Opinion

Newton Emerson: Theresa May's speech not as one-sided as DUP might like

Newton Emerson

Newton Emerson

Newton Emerson writes a twice-weekly column for The Irish News and is a regular commentator on current affairs on radio and television.

Newton Emerson
Newton Emerson Newton Emerson

It is slowly dawning on unionists that Theresa May’s speech in Belfast last Friday was far from a one-sided reassurance to the DUP.

Headlines were initially grabbed by the prime minister’s promise of no customs sea border - an excerpt of the speech that leaked out the day before.

This caused an outbreak of hysteria about London rejecting the border backstop, either as allegedly agreed or in any form.

Accusers missed the word ‘customs’ in May’s speech. She did not rule out a regulatory sea border, which would enable Northern Ireland to effectively remain within the EU single market.

Combining such a sea border with London’s (admittedly dreadful) customs-sharing plan for the whole UK means the British government has not ruled out or significantly retreated from EU proposals for the backstop.

May has never accepted those proposals but her reaction when they appeared last December - that “no British prime minister could ever agree to them” - is beginning to recall her predecessor John Major’s words, while talking to the IRA, that talking to the IRA would turn his stomach over.

The actual sop to unionists in May’s speech was her claim that “a new border within the United Kingdom” would breach the Good Friday Agreement by threatening the constitutional integrity of the UK, thereby denying parity of esteem and just and equal treatment to the unionist community.

This was a bit of a head-scratcher. The Agreement’s provisions on constitutional change relate to the transition from full British sovereignty to full Irish sovereignty. They would not be invoked by new checks on shipments of widgets at the Port of Belfast.

Alliance leader Naomi Long summed it up: “The Prime Minister is escalating the issues of the backstop and the customs union to issues that are about sovereignty. These are not sovereignty issues - the Good Friday Agreement settled sovereignty.”

Long’s comments, which followed a meeting with May, received widespread approval.

However, Alliance, along with most of nationalist Ireland, has been guilty of the same inaccurate escalation over a hard land border.

Extra checks on widgets at Newry are not a constitutional issue either, yet the prospect has been portrayed as a self-evident breach of the Agreement.

When it is pointed out to nationalists that nothing in the Agreement precludes Brexit or any border checks it might require, the usual response is to say this may be true in letter but it is not true in spirit. It would presumably take a Ouija board to locate this spirit, as no court case has managed to find it.

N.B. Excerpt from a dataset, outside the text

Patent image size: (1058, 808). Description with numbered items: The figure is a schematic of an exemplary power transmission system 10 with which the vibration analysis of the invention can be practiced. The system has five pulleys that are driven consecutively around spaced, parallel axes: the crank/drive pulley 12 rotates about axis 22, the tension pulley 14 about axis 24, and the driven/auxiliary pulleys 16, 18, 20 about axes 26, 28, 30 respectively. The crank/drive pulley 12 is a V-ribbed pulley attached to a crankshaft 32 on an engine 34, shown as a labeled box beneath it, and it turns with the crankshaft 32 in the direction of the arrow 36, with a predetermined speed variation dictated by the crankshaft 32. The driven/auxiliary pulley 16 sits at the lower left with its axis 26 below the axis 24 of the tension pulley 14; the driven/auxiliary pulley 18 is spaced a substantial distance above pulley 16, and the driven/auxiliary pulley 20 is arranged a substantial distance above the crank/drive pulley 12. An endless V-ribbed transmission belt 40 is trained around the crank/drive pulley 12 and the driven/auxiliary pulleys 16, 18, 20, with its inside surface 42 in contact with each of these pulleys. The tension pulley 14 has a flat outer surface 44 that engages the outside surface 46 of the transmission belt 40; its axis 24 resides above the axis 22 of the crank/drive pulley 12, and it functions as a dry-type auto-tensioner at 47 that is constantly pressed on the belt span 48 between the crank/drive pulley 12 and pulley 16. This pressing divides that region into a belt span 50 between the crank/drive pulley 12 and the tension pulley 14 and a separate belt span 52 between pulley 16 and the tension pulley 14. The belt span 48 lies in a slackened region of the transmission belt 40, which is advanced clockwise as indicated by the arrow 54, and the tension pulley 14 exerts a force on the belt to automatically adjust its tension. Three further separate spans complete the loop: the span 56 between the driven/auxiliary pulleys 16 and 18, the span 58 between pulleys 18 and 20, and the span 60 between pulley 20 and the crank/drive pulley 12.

Many nationalists also believe the DUP is pursuing a hard border to breach the spirit of the Agreement on purpose, although it seems clear the impact of Brexit on Northern Ireland has caught even the DUP’s ultra-Brexiteers on the hop.

All attempts to debunk or de-escalate these nationalist concerns have fallen on deaf ears and in truth if one side to an agreement believes it is broken it hardly matters if they are mistaken.

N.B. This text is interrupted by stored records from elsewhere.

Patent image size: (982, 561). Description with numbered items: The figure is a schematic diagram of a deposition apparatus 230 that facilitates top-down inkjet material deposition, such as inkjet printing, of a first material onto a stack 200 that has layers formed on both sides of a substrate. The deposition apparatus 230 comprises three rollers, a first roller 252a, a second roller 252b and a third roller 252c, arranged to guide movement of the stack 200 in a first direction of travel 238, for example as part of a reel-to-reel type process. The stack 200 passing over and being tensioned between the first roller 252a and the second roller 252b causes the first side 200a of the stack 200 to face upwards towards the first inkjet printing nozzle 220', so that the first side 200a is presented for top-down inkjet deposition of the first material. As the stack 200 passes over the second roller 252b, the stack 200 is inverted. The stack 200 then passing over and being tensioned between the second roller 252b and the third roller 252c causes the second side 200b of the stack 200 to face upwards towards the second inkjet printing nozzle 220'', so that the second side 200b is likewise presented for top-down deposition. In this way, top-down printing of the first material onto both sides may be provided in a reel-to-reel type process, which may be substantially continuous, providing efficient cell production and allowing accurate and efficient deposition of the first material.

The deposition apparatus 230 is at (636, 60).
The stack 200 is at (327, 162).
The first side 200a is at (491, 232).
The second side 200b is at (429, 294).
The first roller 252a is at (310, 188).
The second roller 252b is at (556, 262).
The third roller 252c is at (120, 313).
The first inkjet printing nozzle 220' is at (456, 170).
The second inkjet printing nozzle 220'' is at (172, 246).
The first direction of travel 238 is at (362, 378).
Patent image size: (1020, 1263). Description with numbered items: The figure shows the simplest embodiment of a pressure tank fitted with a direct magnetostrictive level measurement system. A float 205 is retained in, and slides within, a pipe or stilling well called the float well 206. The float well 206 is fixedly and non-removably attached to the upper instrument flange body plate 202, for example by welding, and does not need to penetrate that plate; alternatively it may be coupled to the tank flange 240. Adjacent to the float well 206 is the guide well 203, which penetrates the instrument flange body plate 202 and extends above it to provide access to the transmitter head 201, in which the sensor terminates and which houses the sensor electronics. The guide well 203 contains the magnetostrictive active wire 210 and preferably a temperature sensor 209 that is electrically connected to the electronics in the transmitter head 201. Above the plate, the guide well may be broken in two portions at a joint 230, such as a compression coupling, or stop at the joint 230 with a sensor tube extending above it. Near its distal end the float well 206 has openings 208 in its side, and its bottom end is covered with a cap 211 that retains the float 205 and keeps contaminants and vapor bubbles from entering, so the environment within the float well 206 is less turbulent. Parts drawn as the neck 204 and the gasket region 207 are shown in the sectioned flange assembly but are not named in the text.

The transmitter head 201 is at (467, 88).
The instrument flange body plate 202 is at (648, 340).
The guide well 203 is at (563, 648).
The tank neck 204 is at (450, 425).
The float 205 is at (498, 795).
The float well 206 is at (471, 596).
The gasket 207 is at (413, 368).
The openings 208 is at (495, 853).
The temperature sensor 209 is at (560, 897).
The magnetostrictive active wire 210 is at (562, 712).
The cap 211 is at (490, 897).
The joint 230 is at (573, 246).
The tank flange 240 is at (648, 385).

So May took a different approach.

In her speech, she agreed with nationalism, ruling out any form of infrastructure “because the seamless border is a foundation stone on which the Belfast Agreement rests, allowing for the just and equal treatment for the identity, ethos and aspirations of both communities. Anything that undermines that is a breach of the spirit of the Belfast Agreement.”

Although the sea border section of the speech was leaked first, the hard border section was delivered first. To her Belfast audience, the prime minister was clearly using identical terms and arguments to rule out both, explicitly saying any new frontier within the UK would “be a breach of the spirit of the Belfast Agreement, and for exactly the same reason that a hard border would be.”

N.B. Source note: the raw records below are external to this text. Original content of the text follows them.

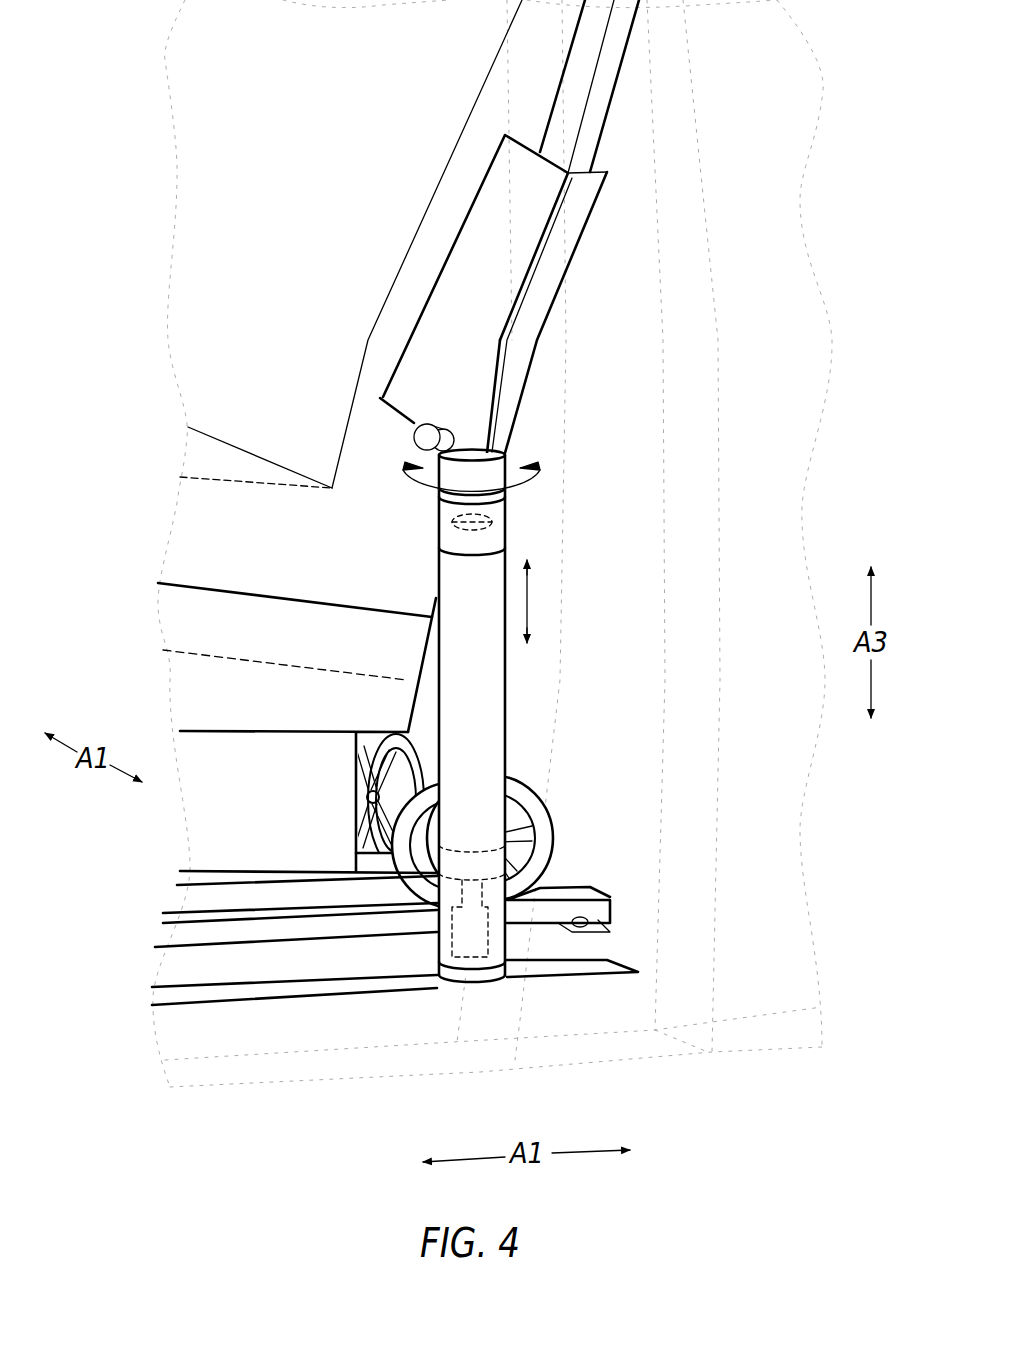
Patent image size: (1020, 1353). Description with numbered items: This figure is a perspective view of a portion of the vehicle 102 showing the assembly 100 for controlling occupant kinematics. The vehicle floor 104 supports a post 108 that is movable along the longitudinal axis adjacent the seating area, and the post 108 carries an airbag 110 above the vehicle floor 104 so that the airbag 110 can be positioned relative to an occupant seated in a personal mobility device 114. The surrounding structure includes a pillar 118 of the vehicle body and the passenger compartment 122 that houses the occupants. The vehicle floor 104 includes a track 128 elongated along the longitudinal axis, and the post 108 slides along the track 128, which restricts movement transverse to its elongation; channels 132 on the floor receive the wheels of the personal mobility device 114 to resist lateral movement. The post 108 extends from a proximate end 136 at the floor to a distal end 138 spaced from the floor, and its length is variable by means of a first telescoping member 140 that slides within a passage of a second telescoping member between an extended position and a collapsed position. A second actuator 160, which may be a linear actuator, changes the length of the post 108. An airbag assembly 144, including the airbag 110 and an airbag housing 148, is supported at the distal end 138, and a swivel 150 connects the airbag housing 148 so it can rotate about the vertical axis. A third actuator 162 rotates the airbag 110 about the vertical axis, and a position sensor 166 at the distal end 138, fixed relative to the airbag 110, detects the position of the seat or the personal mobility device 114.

The assembly 100 is at (656, 1087).
The vehicle 102 is at (318, 1080).
The vehicle floor 104 is at (288, 958).
The post 108 is at (523, 681).
The airbag 110 is at (450, 292).
The personal mobility device 114 is at (212, 508).
The pillar 118 is at (718, 488).
The passenger compartment 122 is at (236, 150).
The track 128 is at (212, 1003).
The channels 132 is at (193, 934).
The proximate end 136 is at (453, 973).
The distal end 138 is at (490, 450).
The first telescoping member 140 is at (447, 540).
The airbag assembly 144 is at (396, 184).
The airbag housing 148 is at (378, 402).
The swivel 150 is at (457, 480).
The second actuator 160 is at (452, 936).
The third actuator 162 is at (492, 525).
The position sensor 166 is at (416, 446).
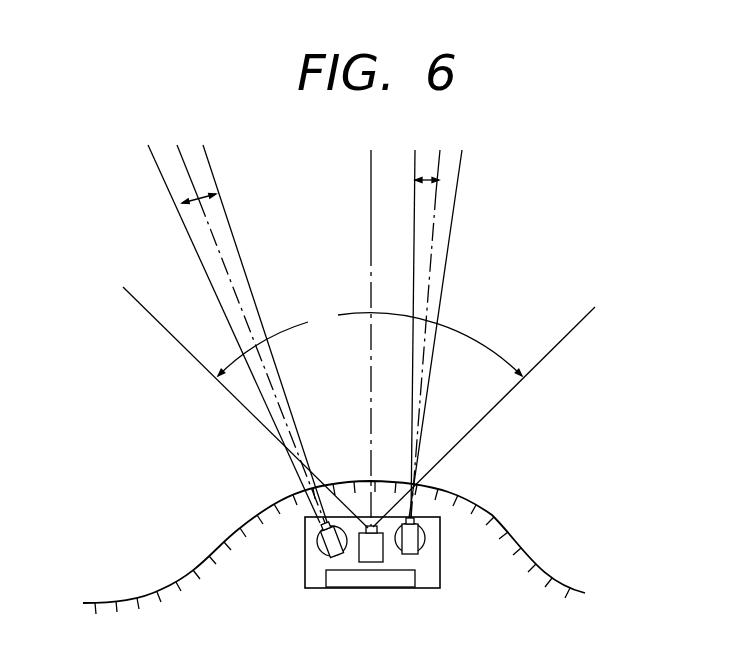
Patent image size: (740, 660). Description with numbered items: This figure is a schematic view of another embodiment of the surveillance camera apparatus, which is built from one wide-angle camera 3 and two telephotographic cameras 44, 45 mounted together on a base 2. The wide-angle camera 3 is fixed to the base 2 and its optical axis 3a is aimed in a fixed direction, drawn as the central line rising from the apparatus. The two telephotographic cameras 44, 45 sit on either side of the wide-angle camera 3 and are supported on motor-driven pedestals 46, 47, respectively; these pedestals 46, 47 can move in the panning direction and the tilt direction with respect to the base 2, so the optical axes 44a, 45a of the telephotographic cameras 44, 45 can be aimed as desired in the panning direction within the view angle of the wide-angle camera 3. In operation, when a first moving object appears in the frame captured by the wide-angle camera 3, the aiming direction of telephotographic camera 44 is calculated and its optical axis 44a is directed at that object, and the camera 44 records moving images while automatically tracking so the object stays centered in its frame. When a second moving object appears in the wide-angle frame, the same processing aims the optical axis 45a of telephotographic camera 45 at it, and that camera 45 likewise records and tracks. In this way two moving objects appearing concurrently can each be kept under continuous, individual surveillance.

The News Letter was the first to report this was spirit without letter.

Former UUP leader Lord Empey, who attended every day of the Good Friday Agreement negotiations, noted “there’s nothing in the Agreement that references any of that.”

On Sunday, the DUP’s Sir Jeffrey Donaldson appeared to choose his words carefully when saying “that would be our view as well.”

May’s assurance to unionists was spelled out from her own Ouija board, and only then after summoning up nationalism’s Brexit demon.

The ‘spirit of the Agreement’ has now been fully unleashed upon political reality, recognised by the British government as an endlessly flexible justification for whatever it needs to do.

Precedent strongly suggests it is unionists this will end up haunting.